There is a further point here. The Minister told us in Committee that this issue would be addressed by the very architecture of the secure college, with different groups accommodated in separate units. He could not provide any further detail, however, because he said that not all the design decisions had been taken. This is just months before shovels are scheduled to be in the ground and construction of the secure college is due to begin early in 2015.

Secondly, the Government have thrown the future of secure children’s homes into doubt. Twenty-eight beds have already been cut and Ministers have signalled that many of the vulnerable young people currently accommodated in such homes will be moved into secure colleges. The kind of children for whom secure children’s homes cater would be all at sea in a 300-bed teenage Titan prison, and it goes against all the evidence showing that smaller establishments are by far the most effective for young people. It is easier to maintain control in such establishments, they are less violent, and staff are able to offer much greater hands-on support. They are also closer to home, enabling children to maintain links with their parents, which aids rehabilitation. That is why we have proposed amendment 13, which would require an adequate number of places in secure children’s homes to be maintained.

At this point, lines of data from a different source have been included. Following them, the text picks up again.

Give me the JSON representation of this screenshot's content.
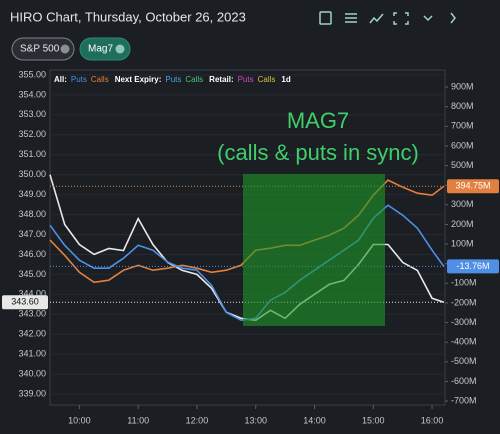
{
  "header": {
    "title": "HIRO Chart, Thursday, October 26, 2023",
    "chips": [
      "S&P 500",
      "Mag7"
    ]
  },
  "chart_data": {
    "type": "line",
    "legend": [
      {
        "label": "All:",
        "items": [
          {
            "name": "Puts",
            "color": "#4f8fe6"
          },
          {
            "name": "Calls",
            "color": "#e3803f"
          }
        ]
      },
      {
        "label": "Next Expiry:",
        "items": [
          {
            "name": "Puts",
            "color": "#45a8d8"
          },
          {
            "name": "Calls",
            "color": "#4cc47a"
          }
        ]
      },
      {
        "label": "Retail:",
        "items": [
          {
            "name": "Puts",
            "color": "#c24fc9"
          },
          {
            "name": "Calls",
            "color": "#d8c23e"
          }
        ]
      },
      {
        "label": "1d",
        "items": []
      }
    ],
    "annotation": [
      "MAG7",
      "(calls & puts in sync)"
    ],
    "x": [
      9.5,
      9.75,
      10,
      10.25,
      10.5,
      10.75,
      11,
      11.25,
      11.5,
      11.75,
      12,
      12.25,
      12.5,
      12.75,
      13,
      13.25,
      13.5,
      13.75,
      14,
      14.25,
      14.5,
      14.75,
      15,
      15.25,
      15.5,
      15.75,
      16,
      16.2
    ],
    "series": [
      {
        "color": "#e8e8e8",
        "axis": "y",
        "values": [
          350.0,
          347.5,
          346.5,
          346.0,
          346.3,
          346.2,
          347.8,
          346.5,
          345.6,
          345.2,
          345.0,
          344.3,
          343.1,
          342.8,
          342.7,
          343.2,
          342.8,
          343.5,
          344.0,
          344.5,
          344.7,
          345.5,
          346.5,
          346.5,
          345.6,
          345.2,
          343.8,
          343.6
        ],
        "value_labels": [
          null,
          null,
          null,
          null,
          null,
          null,
          null,
          null,
          null,
          null,
          null,
          null,
          null,
          null,
          null,
          null,
          null,
          null,
          null,
          null,
          null,
          null,
          null,
          null,
          null,
          null,
          null,
          "343.60"
        ]
      },
      {
        "color": "#e3803f",
        "axis": "y2",
        "values": [
          120,
          43,
          -44,
          -95,
          -84,
          -33,
          -8,
          -33,
          -23,
          -8,
          -23,
          -44,
          -33,
          -8,
          69,
          79,
          94,
          94,
          120,
          145,
          181,
          247,
          349,
          426,
          390,
          359,
          349,
          394.75
        ],
        "value_labels": [
          null,
          null,
          null,
          null,
          null,
          null,
          null,
          null,
          null,
          null,
          null,
          null,
          null,
          null,
          null,
          null,
          null,
          null,
          null,
          null,
          null,
          null,
          null,
          null,
          null,
          null,
          null,
          "394.75M"
        ]
      },
      {
        "color": "#4f8fe6",
        "axis": "y2",
        "values": [
          196,
          94,
          18,
          -23,
          -23,
          28,
          94,
          69,
          8,
          -23,
          -33,
          -110,
          -248,
          -288,
          -278,
          -186,
          -146,
          -84,
          -33,
          18,
          69,
          120,
          232,
          298,
          247,
          181,
          69,
          -13.76
        ],
        "value_labels": [
          null,
          null,
          null,
          null,
          null,
          null,
          null,
          null,
          null,
          null,
          null,
          null,
          null,
          null,
          null,
          null,
          null,
          null,
          null,
          null,
          null,
          null,
          null,
          null,
          null,
          null,
          null,
          "-13.76M"
        ]
      }
    ],
    "xlim": [
      9.5,
      16.22
    ],
    "xticks": [
      {
        "value": 10,
        "label": "10:00"
      },
      {
        "value": 11,
        "label": "11:00"
      },
      {
        "value": 12,
        "label": "12:00"
      },
      {
        "value": 13,
        "label": "13:00"
      },
      {
        "value": 14,
        "label": "14:00"
      },
      {
        "value": 15,
        "label": "15:00"
      },
      {
        "value": 16,
        "label": "16:00"
      }
    ],
    "ylim": [
      338.45,
      355.25
    ],
    "yticks": [
      {
        "value": 339,
        "label": "339.00"
      },
      {
        "value": 340,
        "label": "340.00"
      },
      {
        "value": 341,
        "label": "341.00"
      },
      {
        "value": 342,
        "label": "342.00"
      },
      {
        "value": 343,
        "label": "343.00"
      },
      {
        "value": 344,
        "label": "344.00"
      },
      {
        "value": 345,
        "label": "345.00"
      },
      {
        "value": 346,
        "label": "346.00"
      },
      {
        "value": 347,
        "label": "347.00"
      },
      {
        "value": 348,
        "label": "348.00"
      },
      {
        "value": 349,
        "label": "349.00"
      },
      {
        "value": 350,
        "label": "350.00"
      },
      {
        "value": 351,
        "label": "351.00"
      },
      {
        "value": 352,
        "label": "352.00"
      },
      {
        "value": 353,
        "label": "353.00"
      },
      {
        "value": 354,
        "label": "354.00"
      },
      {
        "value": 355,
        "label": "355.00"
      }
    ],
    "y2lim": [
      -720,
      987
    ],
    "y2ticks": [
      {
        "value": -700,
        "label": "-700M"
      },
      {
        "value": -600,
        "label": "-600M"
      },
      {
        "value": -500,
        "label": "-500M"
      },
      {
        "value": -400,
        "label": "-400M"
      },
      {
        "value": -300,
        "label": "-300M"
      },
      {
        "value": -200,
        "label": "-200M"
      },
      {
        "value": -100,
        "label": "-100M"
      },
      0,
      {
        "value": 100,
        "label": "100M"
      },
      {
        "value": 200,
        "label": "200M"
      },
      {
        "value": 300,
        "label": "300M"
      },
      {
        "value": 400,
        "label": "400M"
      },
      {
        "value": 500,
        "label": "500M"
      },
      {
        "value": 600,
        "label": "600M"
      },
      {
        "value": 700,
        "label": "700M"
      },
      {
        "value": 800,
        "label": "800M"
      },
      {
        "value": 900,
        "label": "900M"
      }
    ],
    "grid": true
  }
}
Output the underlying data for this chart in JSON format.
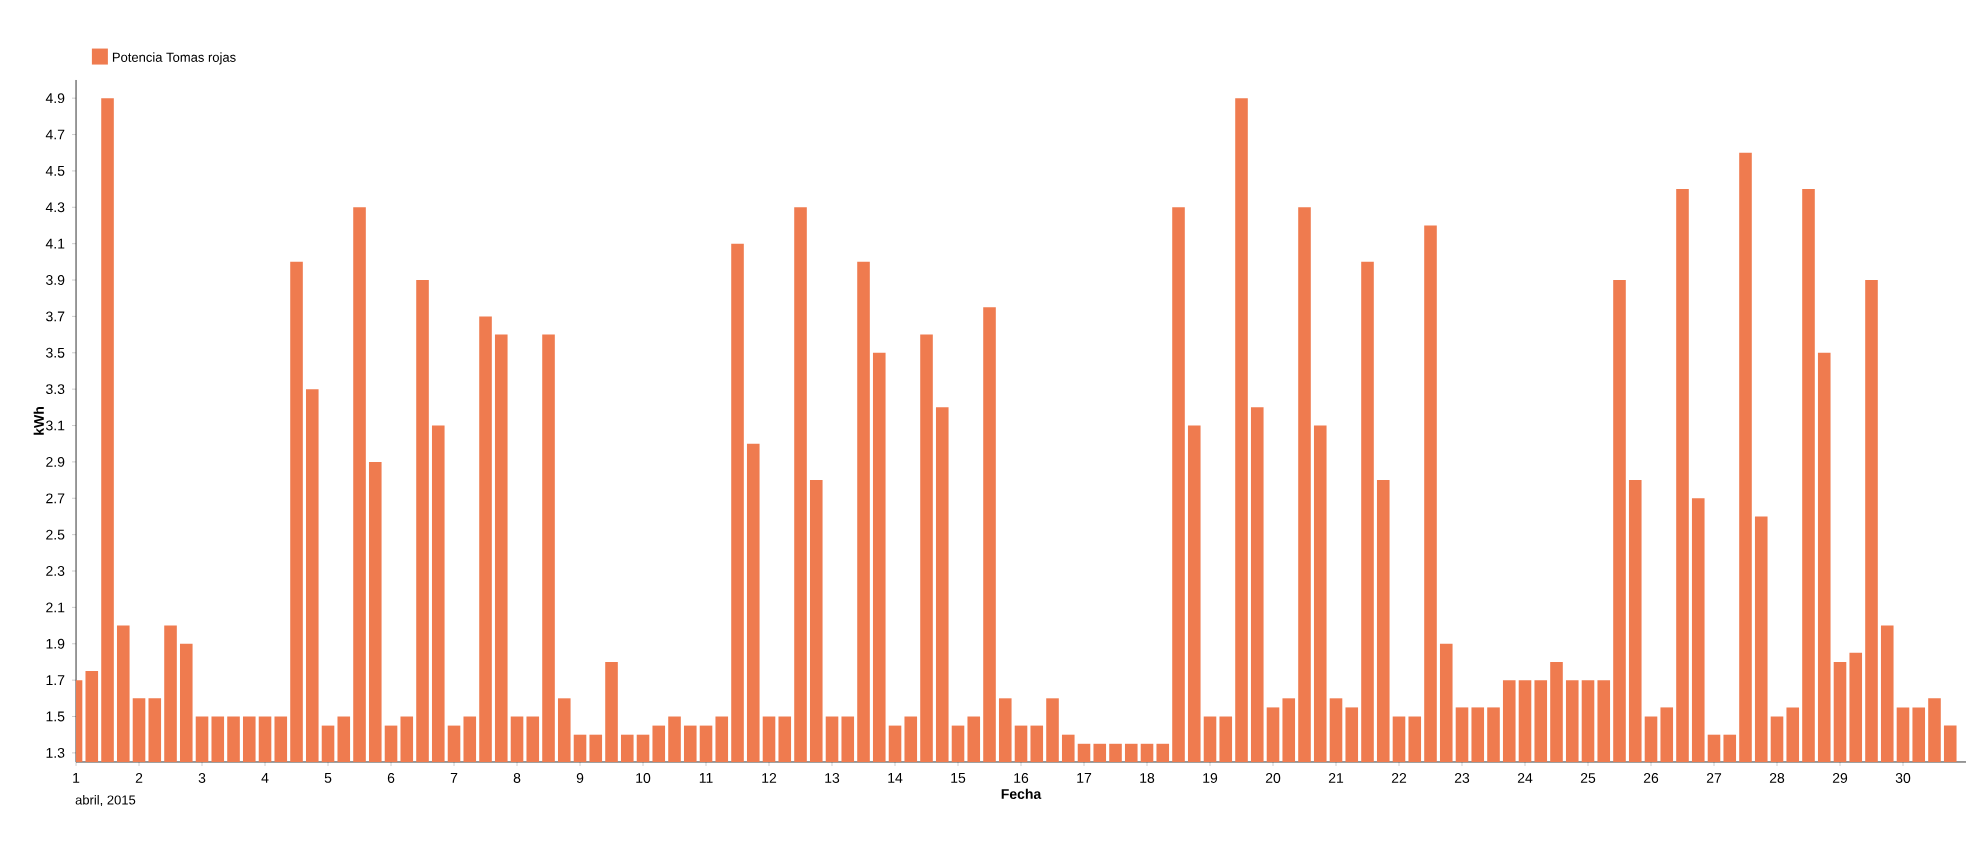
{
  "chart_data": {
    "type": "bar",
    "xlabel": "Fecha",
    "ylabel": "kWh",
    "annotations": [
      "abril, 2015"
    ],
    "legend": "top left",
    "xlim": [
      1,
      31
    ],
    "ylim": [
      1.25,
      5.0
    ],
    "xticks": [
      1,
      2,
      3,
      4,
      5,
      6,
      7,
      8,
      9,
      10,
      11,
      12,
      13,
      14,
      15,
      16,
      17,
      18,
      19,
      20,
      21,
      22,
      23,
      24,
      25,
      26,
      27,
      28,
      29,
      30
    ],
    "yticks": [
      1.3,
      1.5,
      1.7,
      1.9,
      2.1,
      2.3,
      2.5,
      2.7,
      2.9,
      3.1,
      3.3,
      3.5,
      3.7,
      3.9,
      4.1,
      4.3,
      4.5,
      4.7,
      4.9
    ],
    "series": [
      {
        "name": "Potencia Tomas rojas",
        "color": "#ef7b4f",
        "x": [
          1,
          1.25,
          1.5,
          1.75,
          2,
          2.25,
          2.5,
          2.75,
          3,
          3.25,
          3.5,
          3.75,
          4,
          4.25,
          4.5,
          4.75,
          5,
          5.25,
          5.5,
          5.75,
          6,
          6.25,
          6.5,
          6.75,
          7,
          7.25,
          7.5,
          7.75,
          8,
          8.25,
          8.5,
          8.75,
          9,
          9.25,
          9.5,
          9.75,
          10,
          10.25,
          10.5,
          10.75,
          11,
          11.25,
          11.5,
          11.75,
          12,
          12.25,
          12.5,
          12.75,
          13,
          13.25,
          13.5,
          13.75,
          14,
          14.25,
          14.5,
          14.75,
          15,
          15.25,
          15.5,
          15.75,
          16,
          16.25,
          16.5,
          16.75,
          17,
          17.25,
          17.5,
          17.75,
          18,
          18.25,
          18.5,
          18.75,
          19,
          19.25,
          19.5,
          19.75,
          20,
          20.25,
          20.5,
          20.75,
          21,
          21.25,
          21.5,
          21.75,
          22,
          22.25,
          22.5,
          22.75,
          23,
          23.25,
          23.5,
          23.75,
          24,
          24.25,
          24.5,
          24.75,
          25,
          25.25,
          25.5,
          25.75,
          26,
          26.25,
          26.5,
          26.75,
          27,
          27.25,
          27.5,
          27.75,
          28,
          28.25,
          28.5,
          28.75,
          29,
          29.25,
          29.5,
          29.75,
          30,
          30.25,
          30.5,
          30.75
        ],
        "values": [
          1.7,
          1.75,
          4.9,
          2.0,
          1.6,
          1.6,
          2.0,
          1.9,
          1.5,
          1.5,
          1.5,
          1.5,
          1.5,
          1.5,
          4.0,
          3.3,
          1.45,
          1.5,
          4.3,
          2.9,
          1.45,
          1.5,
          3.9,
          3.1,
          1.45,
          1.5,
          3.7,
          3.6,
          1.5,
          1.5,
          3.6,
          1.6,
          1.4,
          1.4,
          1.8,
          1.4,
          1.4,
          1.45,
          1.5,
          1.45,
          1.45,
          1.5,
          4.1,
          3.0,
          1.5,
          1.5,
          4.3,
          2.8,
          1.5,
          1.5,
          4.0,
          3.5,
          1.45,
          1.5,
          3.6,
          3.2,
          1.45,
          1.5,
          3.75,
          1.6,
          1.45,
          1.45,
          1.6,
          1.4,
          1.35,
          1.35,
          1.35,
          1.35,
          1.35,
          1.35,
          4.3,
          3.1,
          1.5,
          1.5,
          4.9,
          3.2,
          1.55,
          1.6,
          4.3,
          3.1,
          1.6,
          1.55,
          4.0,
          2.8,
          1.5,
          1.5,
          4.2,
          1.9,
          1.55,
          1.55,
          1.55,
          1.7,
          1.7,
          1.7,
          1.8,
          1.7,
          1.7,
          1.7,
          3.9,
          2.8,
          1.5,
          1.55,
          4.4,
          2.7,
          1.4,
          1.4,
          4.6,
          2.6,
          1.5,
          1.55,
          4.4,
          3.5,
          1.8,
          1.85,
          3.9,
          2.0,
          1.55,
          1.55,
          1.6,
          1.45
        ]
      }
    ]
  }
}
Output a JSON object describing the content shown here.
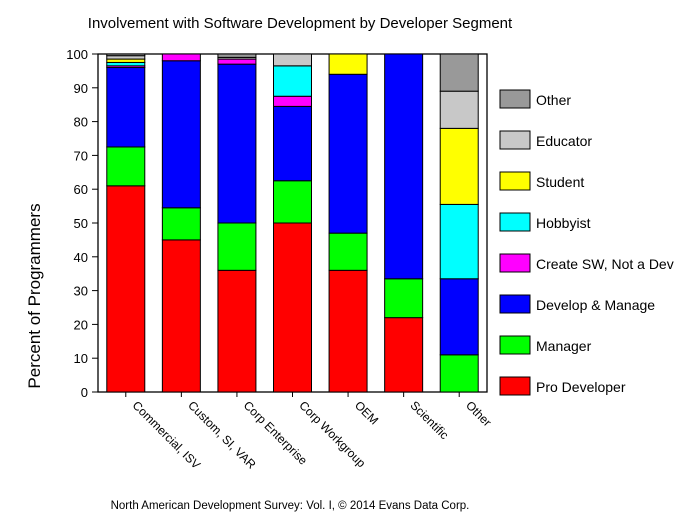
{
  "chart_data": {
    "type": "bar",
    "stacked": true,
    "title": "Involvement with Software Development by Developer Segment",
    "ylabel": "Percent of Programmers",
    "xlabel": "",
    "ylim": [
      0,
      100
    ],
    "yticks": [
      0,
      10,
      20,
      30,
      40,
      50,
      60,
      70,
      80,
      90,
      100
    ],
    "grid": false,
    "legend_position": "right",
    "categories": [
      "Commercial, ISV",
      "Custom, SI, VAR",
      "Corp Enterprise",
      "Corp Workgroup",
      "OEM",
      "Scientific",
      "Other"
    ],
    "series": [
      {
        "name": "Pro Developer",
        "color": "#ff0000",
        "values": [
          61,
          45,
          36,
          50,
          36,
          22,
          0
        ]
      },
      {
        "name": "Manager",
        "color": "#00ff00",
        "values": [
          11.5,
          9.5,
          14,
          12.5,
          11,
          11.5,
          11
        ]
      },
      {
        "name": "Develop & Manage",
        "color": "#0000ff",
        "values": [
          23.5,
          43.5,
          47,
          22,
          47,
          66.5,
          22.5
        ]
      },
      {
        "name": "Create SW, Not a Dev",
        "color": "#ff00ff",
        "values": [
          0.5,
          2,
          1.5,
          3,
          0,
          0,
          0
        ]
      },
      {
        "name": "Hobbyist",
        "color": "#00ffff",
        "values": [
          1,
          0,
          0,
          9,
          0,
          0,
          22
        ]
      },
      {
        "name": "Student",
        "color": "#ffff00",
        "values": [
          1,
          0,
          0,
          0,
          6,
          0,
          22.5
        ]
      },
      {
        "name": "Educator",
        "color": "#c8c8c8",
        "values": [
          1,
          0,
          0.5,
          3.5,
          0,
          0,
          11
        ]
      },
      {
        "name": "Other",
        "color": "#999999",
        "values": [
          0.5,
          0,
          1,
          0,
          0,
          0,
          11
        ]
      }
    ],
    "footnote": "North American Development Survey: Vol. I, © 2014 Evans Data Corp."
  }
}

Thirdly, there are the conditions regarding the use of restraint. Opposition Members fully accept that there will be the occasional need to use reasonable force in youth custody environments. The Minister will be well aware, however, of the chorus of concerns raised that the Bill could be interpreted as allowing the use of reasonable force for the maintenance of good order and discipline. If so, this may be unlawful in the light of a ruling by the Court of Appeal in 2008, which we debated at length in Committee.

The Secretary of State’s letter to the Joint Committee on Human Rights said that there should be

“limited and clearly defined circumstances”

where reasonable force could be used to enforce good order and discipline, so I invite the Minister to lay out what these circumstances might be. I suspect he will say that this will all be worked out in the secure college rules, which have yet to be finalised. We keep coming back to this problem. A problem or area of concern is raised, and the Minister assures the House that it will be dealt with in the secure college rules. We then ask to see the secure college rules, but the Government have said they will not be available for scrutiny until after the Bill has become law.

I am sure the Minister will understand that this is a far from acceptable state of affairs. That is why the Opposition have retabled amendment 11, which would revise the wording in schedule 4. This would make it much clearer, resolve the legality issue and put a lot of minds at rest, while still allowing reasonable force to be used.